第90章 贸易商谈(2/2)
而坤甸这边的支付方式,主要用火器,火绳枪、小型火炮、白糖、瓷器、丝绸支付。
详细约定了各类货物的折算比例,例如,一门九磅炮折合多少担棉花,一担白糖折合多少担棉花等,并预留了部分用白银结算的灵活空间。
至于那些“特殊货物”的采购。
会随棉花船队或专门的奴隶船运抵坤甸,在指定区域进行交割验收。
当然,这些特殊货物,是不可对外言明的,只能偷偷进行的,更不能见之于书面。
坤甸保留因“不可抗力”,如战争、原料短缺,调整供应量和交付时间的权利。
明确运输途中的风险(海盗、海难)主要由阿卜杜勒承担,但承诺在坤甸提供安全的卸货和仓储。
若因坤甸总督府原因无法接收货物,需承担相应赔偿。
谈判桌上唇枪舌剑,锱铢必较。
阿卜杜勒极力争取更高的折算比例和更宽松的验收标准,而陈观则寸土不让,牢牢把握吴振峰定下的“量大利薄但必须保质保量”的原则。
双方都清楚,这是一场长期的合作,建立清晰、至少表面上公平的,且可执行的规则至关重要。

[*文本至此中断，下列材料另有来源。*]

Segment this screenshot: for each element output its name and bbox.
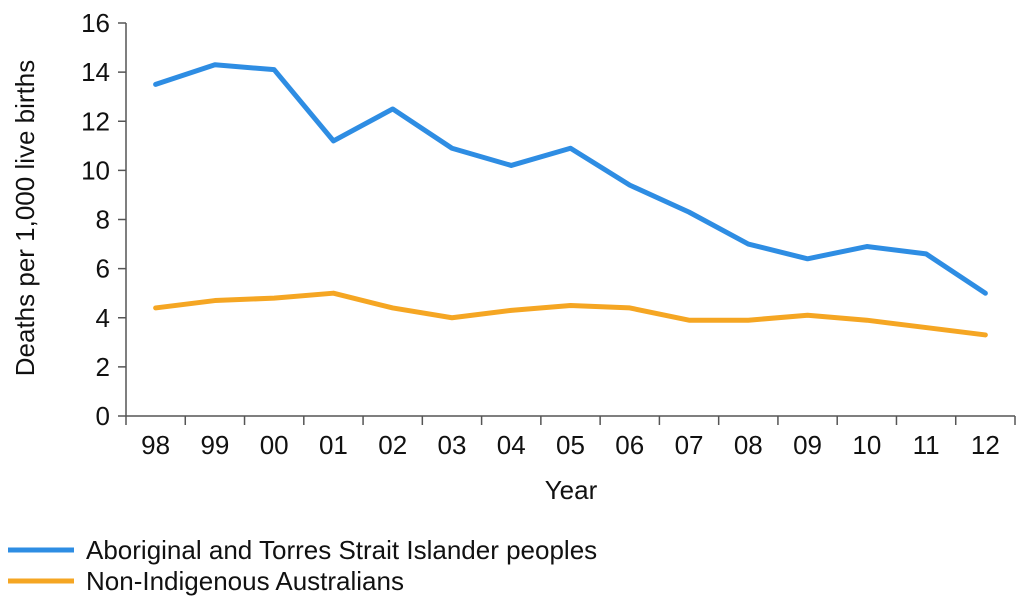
data-point <box>153 82 158 87</box>
x-tick-label: 06 <box>615 430 644 460</box>
series-layer <box>153 62 988 338</box>
data-point <box>864 244 869 249</box>
data-point <box>390 305 395 310</box>
x-axis-title: Year <box>545 475 598 505</box>
y-tick-label: 12 <box>81 106 110 136</box>
data-point <box>746 242 751 247</box>
data-point <box>805 256 810 261</box>
data-point <box>449 146 454 151</box>
x-tick-label: 04 <box>497 430 526 460</box>
x-tick-label: 01 <box>319 430 348 460</box>
series-line-1 <box>153 62 988 296</box>
data-point <box>746 318 751 323</box>
y-tick-label: 2 <box>96 352 110 382</box>
data-point <box>627 183 632 188</box>
data-point <box>924 251 929 256</box>
data-point <box>687 210 692 215</box>
x-tick-label: 02 <box>378 430 407 460</box>
data-point <box>272 67 277 72</box>
y-axis: 0 2 4 6 8 10 12 14 16 <box>81 8 127 431</box>
data-point <box>924 325 929 330</box>
data-point <box>153 305 158 310</box>
x-tick-label: 05 <box>556 430 585 460</box>
data-point <box>805 313 810 318</box>
data-point <box>687 318 692 323</box>
x-tick-label: 09 <box>793 430 822 460</box>
data-point <box>272 296 277 301</box>
data-point <box>390 106 395 111</box>
y-tick-label: 10 <box>81 155 110 185</box>
x-tick-label: 07 <box>675 430 704 460</box>
data-point <box>509 163 514 168</box>
x-tick-label: 03 <box>438 430 467 460</box>
legend-label: Aboriginal and Torres Strait Islander pe… <box>86 535 597 565</box>
data-point <box>509 308 514 313</box>
data-point <box>331 138 336 143</box>
series-line-2 <box>153 290 988 338</box>
y-axis-title: Deaths per 1,000 live births <box>10 60 40 377</box>
data-point <box>212 298 217 303</box>
data-point <box>568 146 573 151</box>
x-tick-label: 11 <box>913 430 940 460</box>
legend-label: Non-Indigenous Australians <box>86 566 404 596</box>
data-point <box>331 291 336 296</box>
data-point <box>983 332 988 337</box>
data-point <box>627 305 632 310</box>
x-axis: 98 99 00 01 02 03 04 05 06 07 08 09 10 11 12 <box>125 415 1016 460</box>
y-tick-label: 0 <box>96 401 110 431</box>
data-point <box>864 318 869 323</box>
data-point <box>568 303 573 308</box>
data-point <box>212 62 217 67</box>
data-point <box>449 315 454 320</box>
y-tick-label: 6 <box>96 254 110 284</box>
x-tick-label: 98 <box>141 430 170 460</box>
y-tick-label: 8 <box>96 205 110 235</box>
legend: Aboriginal and Torres Strait Islander pe… <box>8 535 597 596</box>
x-tick-label: 00 <box>260 430 289 460</box>
data-point <box>983 291 988 296</box>
y-tick-label: 16 <box>81 8 110 38</box>
x-tick-label: 10 <box>852 430 881 460</box>
x-tick-label: 08 <box>734 430 763 460</box>
y-tick-label: 14 <box>81 57 110 87</box>
y-tick-label: 4 <box>96 303 110 333</box>
x-tick-label: 99 <box>200 430 229 460</box>
x-tick-label: 12 <box>971 430 1000 460</box>
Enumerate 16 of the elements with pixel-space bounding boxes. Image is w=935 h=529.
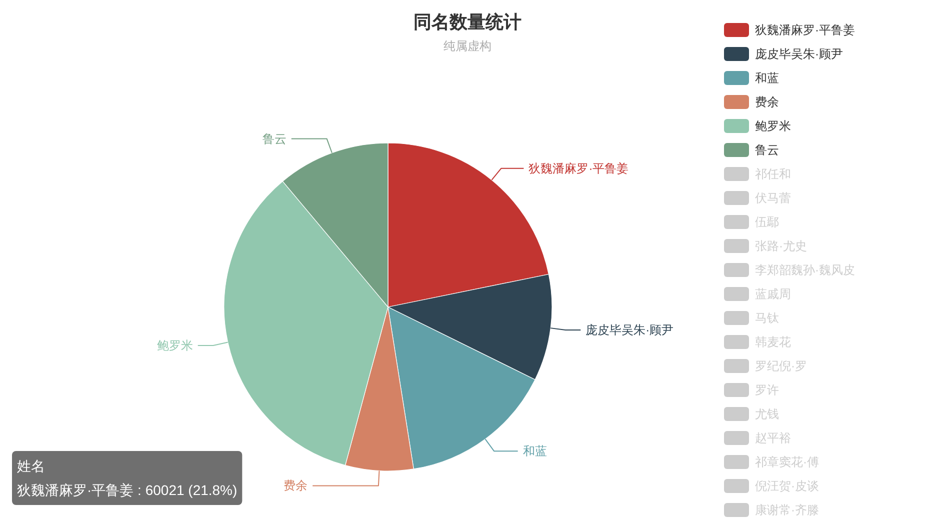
legend-label: 庞皮毕吴朱·顾尹: [755, 47, 843, 61]
legend-label: 鲍罗米: [755, 119, 791, 133]
legend-label: 和蓝: [755, 71, 779, 85]
chart-title: 同名数量统计: [414, 12, 522, 32]
text: 姓名: [17, 458, 45, 474]
text: 狄魏潘麻罗·平鲁姜 : 60021 (21.8%): [17, 482, 238, 498]
slice-label: 鲁云: [262, 132, 286, 146]
legend-label: 狄魏潘麻罗·平鲁姜: [755, 23, 855, 37]
slice-label: 费余: [284, 478, 308, 493]
slice-label: 鲍罗米: [156, 338, 193, 352]
legend-label: 费余: [755, 95, 779, 109]
text: 纯属虚构: [444, 39, 492, 53]
slice-label: 和蓝: [522, 444, 547, 458]
legend-label: 鲁云: [755, 143, 779, 157]
slice-label: 狄魏潘麻罗·平鲁姜: [528, 161, 629, 176]
slice-label: 庞皮毕吴朱·顾尹: [586, 322, 674, 337]
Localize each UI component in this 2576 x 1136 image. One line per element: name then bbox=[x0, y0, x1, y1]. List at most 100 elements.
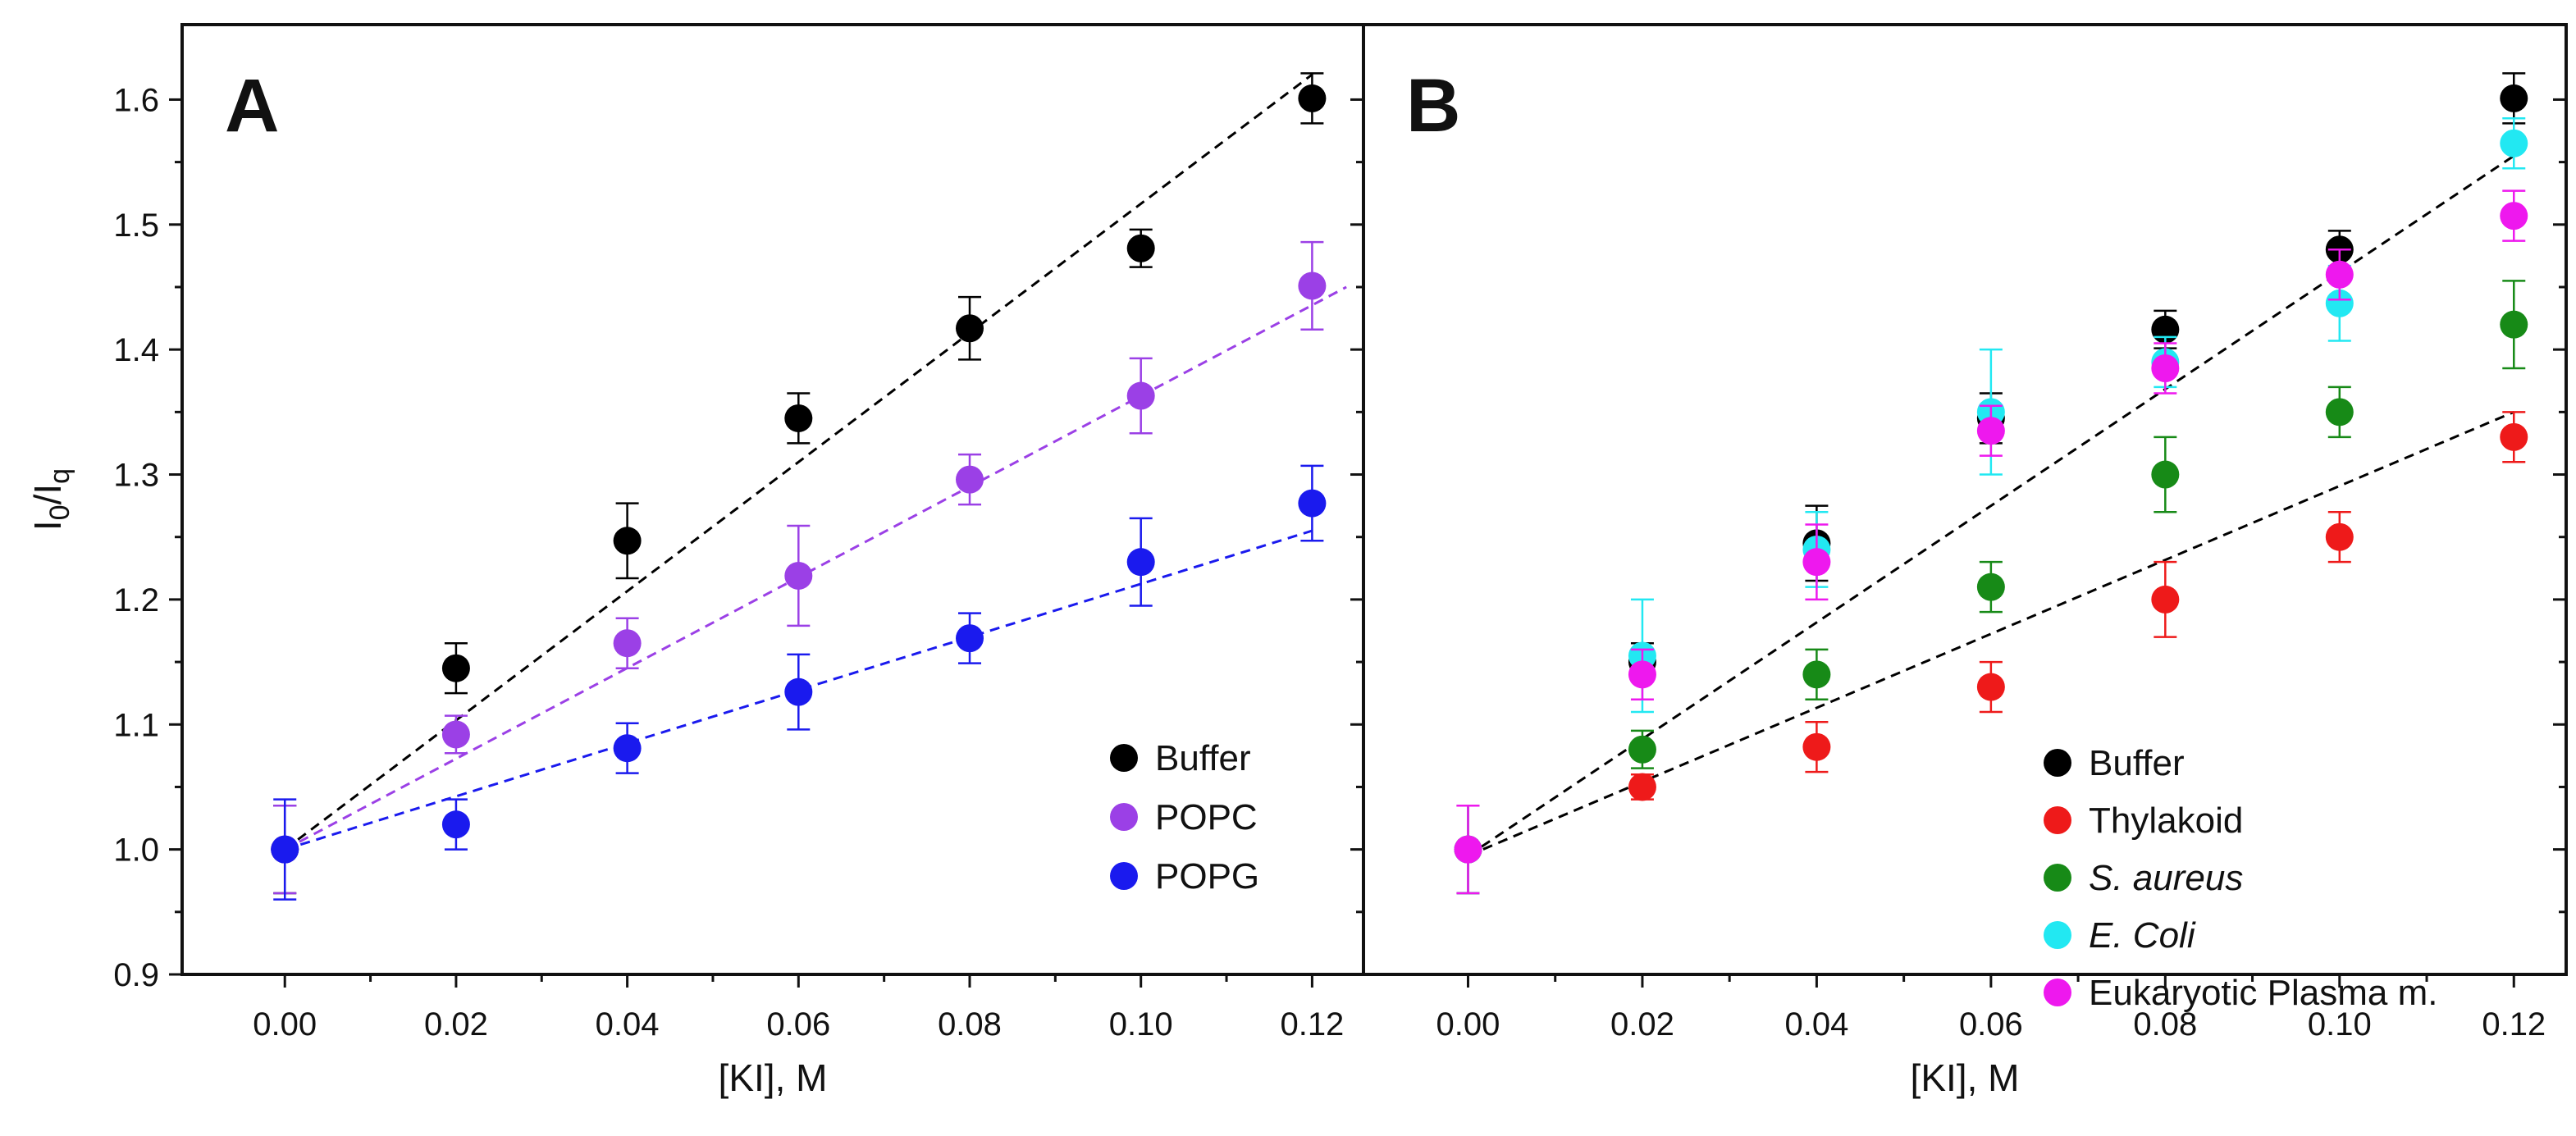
x-tick-label: 0.08 bbox=[2133, 1006, 2197, 1042]
data-point bbox=[1976, 673, 2005, 701]
x-tick-label: 0.08 bbox=[938, 1006, 1002, 1042]
data-point bbox=[1628, 660, 1656, 689]
data-point bbox=[1454, 835, 1482, 864]
data-point bbox=[613, 527, 642, 555]
data-point bbox=[613, 629, 642, 658]
y-tick-label: 1.4 bbox=[113, 332, 159, 368]
data-point bbox=[956, 624, 984, 653]
series-popc bbox=[271, 240, 1327, 895]
legend-marker bbox=[2044, 806, 2071, 834]
series-thylakoid bbox=[1454, 411, 2528, 895]
data-point bbox=[1802, 548, 1831, 577]
x-tick-label: 0.10 bbox=[1109, 1006, 1173, 1042]
data-point bbox=[2500, 129, 2528, 157]
legend-label: S. aureus bbox=[2089, 858, 2243, 898]
legend-marker bbox=[2044, 921, 2071, 949]
y-axis-title: I0/Iq bbox=[26, 468, 75, 531]
data-point bbox=[784, 404, 813, 432]
data-point bbox=[1298, 271, 1327, 300]
legend-marker bbox=[2044, 979, 2071, 1006]
fit-line bbox=[1467, 410, 2514, 857]
data-point bbox=[1802, 732, 1831, 761]
data-point bbox=[2500, 84, 2528, 112]
x-axis-title: [KI], M bbox=[719, 1056, 828, 1099]
legend-marker bbox=[1110, 862, 1138, 890]
y-tick-label: 1.3 bbox=[113, 458, 159, 494]
fit-line bbox=[284, 73, 1313, 851]
y-tick-label: 1.6 bbox=[113, 82, 159, 118]
x-tick-label: 0.10 bbox=[2308, 1006, 2372, 1042]
data-point bbox=[2325, 260, 2354, 289]
data-point bbox=[2151, 460, 2180, 489]
data-point bbox=[784, 561, 813, 590]
x-tick-label: 0.00 bbox=[1436, 1006, 1500, 1042]
x-tick-label: 0.02 bbox=[1610, 1006, 1674, 1042]
series-eukaryotic-plasma-m bbox=[1454, 189, 2528, 895]
series-buffer bbox=[1454, 72, 2528, 895]
panel-b: 0.00 0.02 0.04 0.06 0.08 0.10 0.12 [KI], M B Buff… bbox=[1362, 23, 2568, 1099]
data-point bbox=[1298, 84, 1327, 112]
panel-letter: A bbox=[225, 64, 279, 148]
data-point bbox=[1976, 573, 2005, 601]
data-point bbox=[784, 677, 813, 706]
data-point bbox=[1126, 548, 1155, 577]
y-tick-label: 1.0 bbox=[113, 833, 159, 869]
y-tick-label: 1.1 bbox=[113, 707, 159, 743]
x-axis-title: [KI], M bbox=[1911, 1056, 2020, 1099]
data-point bbox=[956, 465, 984, 494]
data-point bbox=[271, 835, 299, 864]
legend-label: Eukaryotic Plasma m. bbox=[2089, 973, 2437, 1013]
panel-b-legend: Buffer Thylakoid S. aureus E. Coli Eukaryoti… bbox=[2044, 743, 2437, 1013]
legend-label: Buffer bbox=[2089, 743, 2185, 783]
legend-label: Buffer bbox=[1155, 738, 1251, 778]
data-point bbox=[2325, 522, 2354, 551]
data-point bbox=[1976, 417, 2005, 445]
fit-line bbox=[284, 285, 1347, 851]
data-point bbox=[2151, 354, 2180, 383]
data-point bbox=[1802, 660, 1831, 689]
data-point bbox=[1126, 234, 1155, 262]
data-point bbox=[441, 654, 470, 682]
x-tick-label: 0.00 bbox=[253, 1006, 317, 1042]
y-axis-title-text: I0/Iq bbox=[26, 468, 75, 531]
panel-letter: B bbox=[1406, 64, 1460, 148]
x-tick-label: 0.06 bbox=[1959, 1006, 2023, 1042]
x-tick-label: 0.12 bbox=[2482, 1006, 2546, 1042]
data-point bbox=[2500, 202, 2528, 230]
data-point bbox=[2500, 310, 2528, 339]
data-point bbox=[441, 810, 470, 839]
y-tick-label: 0.9 bbox=[113, 957, 159, 993]
legend-label: POPG bbox=[1155, 856, 1259, 896]
data-point bbox=[1628, 773, 1656, 801]
data-point bbox=[2325, 289, 2354, 317]
panel-b-frame bbox=[1362, 23, 2568, 976]
data-point bbox=[956, 314, 984, 343]
legend-label: Thylakoid bbox=[2089, 801, 2243, 841]
y-tick-label: 1.2 bbox=[113, 582, 159, 618]
legend-marker bbox=[1110, 744, 1138, 772]
legend-marker bbox=[1110, 803, 1138, 831]
data-point bbox=[1298, 489, 1327, 518]
x-tick-label: 0.12 bbox=[1280, 1006, 1344, 1042]
legend-label: E. Coli bbox=[2089, 915, 2196, 956]
legend-marker bbox=[2044, 864, 2071, 892]
y-tick-label: 1.5 bbox=[113, 208, 159, 244]
panel-a-legend: Buffer POPC POPG bbox=[1110, 738, 1259, 896]
data-point bbox=[2325, 398, 2354, 427]
x-tick-label: 0.06 bbox=[766, 1006, 830, 1042]
data-point bbox=[441, 720, 470, 749]
series-popg bbox=[271, 464, 1327, 901]
x-tick-label: 0.02 bbox=[424, 1006, 488, 1042]
x-tick-label: 0.04 bbox=[596, 1006, 660, 1042]
legend-label: POPC bbox=[1155, 797, 1258, 837]
legend-marker bbox=[2044, 749, 2071, 777]
x-tick-label: 0.04 bbox=[1784, 1006, 1848, 1042]
data-point bbox=[1628, 735, 1656, 764]
data-point bbox=[613, 734, 642, 763]
data-point bbox=[2500, 422, 2528, 451]
data-point bbox=[2151, 585, 2180, 614]
fit-line bbox=[1467, 154, 2515, 857]
panel-a: 0.00 0.02 0.04 0.06 0.08 0.10 0.12 0.9 1.0 1.1 1.2… bbox=[26, 23, 1365, 1099]
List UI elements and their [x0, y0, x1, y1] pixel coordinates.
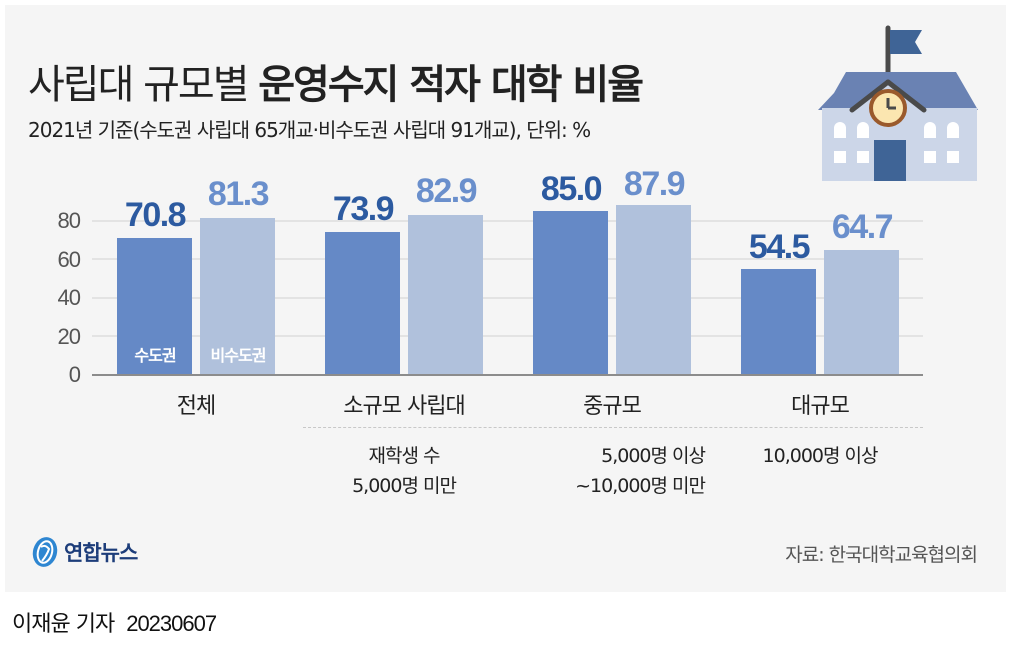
- gridline-40: [92, 297, 923, 299]
- value-total-capital: 70.8: [124, 196, 187, 234]
- note-small: 재학생 수 5,000명 미만: [314, 441, 494, 501]
- chart-title: 사립대 규모별 운영수지 적자 대학 비율: [28, 52, 644, 110]
- value-large-capital: 54.5: [748, 228, 811, 266]
- category-small: 소규모 사립대: [343, 394, 465, 419]
- gridline-60: [92, 258, 923, 260]
- value-medium-noncapital: 87.9: [623, 165, 686, 203]
- gridline-80: [92, 220, 923, 222]
- title-bold: 운영수지 적자 대학 비율: [258, 62, 644, 108]
- legend-noncapital: 비수도권: [210, 346, 267, 365]
- yonhap-logo-icon: [32, 537, 58, 567]
- yonhap-logo: 연합뉴스: [30, 535, 138, 569]
- note-large: 10,000명 이상: [730, 441, 910, 471]
- value-medium-capital: 85.0: [540, 170, 603, 208]
- note-large-line1: 10,000명 이상: [762, 445, 879, 467]
- value-large-noncapital: 64.7: [831, 208, 894, 246]
- note-medium-line2: ~10,000명 미만: [575, 475, 706, 497]
- legend-capital: 수도권: [134, 346, 176, 365]
- byline: 이재윤 기자 20230607: [12, 606, 217, 638]
- bar-total-noncapital: [200, 218, 275, 374]
- y-tick-0: 0: [68, 362, 81, 387]
- bar-large-capital: [741, 269, 816, 374]
- gridline-20: [92, 335, 923, 337]
- value-small-capital: 73.9: [332, 190, 395, 228]
- source-note: 자료: 한국대학교육협의회: [785, 544, 978, 566]
- y-tick-20: 20: [57, 324, 81, 349]
- logo-text: 연합뉴스: [64, 541, 138, 565]
- note-small-line2: 5,000명 미만: [352, 475, 457, 497]
- dashed-divider: [303, 427, 923, 428]
- y-tick-40: 40: [57, 285, 81, 310]
- bar-total-capital: [117, 238, 192, 374]
- bar-medium-noncapital: [616, 205, 691, 374]
- note-medium: 5,000명 이상 ~10,000명 미만: [520, 441, 706, 501]
- note-medium-line1: 5,000명 이상: [601, 445, 706, 467]
- y-tick-60: 60: [57, 247, 81, 272]
- y-tick-80: 80: [57, 208, 81, 233]
- value-small-noncapital: 82.9: [415, 172, 478, 210]
- category-large: 대규모: [791, 394, 850, 419]
- bar-small-capital: [325, 232, 400, 374]
- title-light: 사립대 규모별: [28, 62, 250, 108]
- category-total: 전체: [176, 394, 216, 419]
- byline-name: 이재윤 기자: [12, 612, 115, 637]
- value-total-noncapital: 81.3: [207, 175, 270, 213]
- byline-date: 20230607: [126, 611, 217, 636]
- x-axis-baseline: [92, 374, 923, 376]
- bar-small-noncapital: [408, 215, 483, 374]
- note-small-line1: 재학생 수: [368, 445, 441, 467]
- bar-large-noncapital: [824, 250, 899, 374]
- category-medium: 중규모: [583, 394, 642, 419]
- school-building-icon: [818, 25, 978, 181]
- chart-subtitle: 2021년 기준(수도권 사립대 65개교·비수도권 사립대 91개교), 단위…: [28, 118, 591, 142]
- bar-medium-capital: [533, 211, 608, 374]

最终,在吴振峰亲自出面拍板几个关键争议点后,一张用中文和阿拉伯文双语书写的贸易契约羊皮卷细则终于敲定。
双方举行了简单的签约仪式,以茶代酒,互祝合作长久。
送走阿卜杜勒,处理完契约的善后事宜,吴振峰的目光投向了总督府窗外那片广袤而神秘的热带雨林。
坤甸的扩张并非一帆风顺,总有一些桀骜不驯的土着部落,或是贪婪短视的本地小头人,试图挑战吴家的权威,或阻挠开发计划。
“陈先生,”吴振峰的声音带着一丝冷酷。
“那些盘踞在西山铜矿附近,屡次袭击我们勘探队和伐木队的土着,还有上个月煽动苦工闹事、打死我们两个监工的那个部落头人及其亲信,处理得怎么样了?”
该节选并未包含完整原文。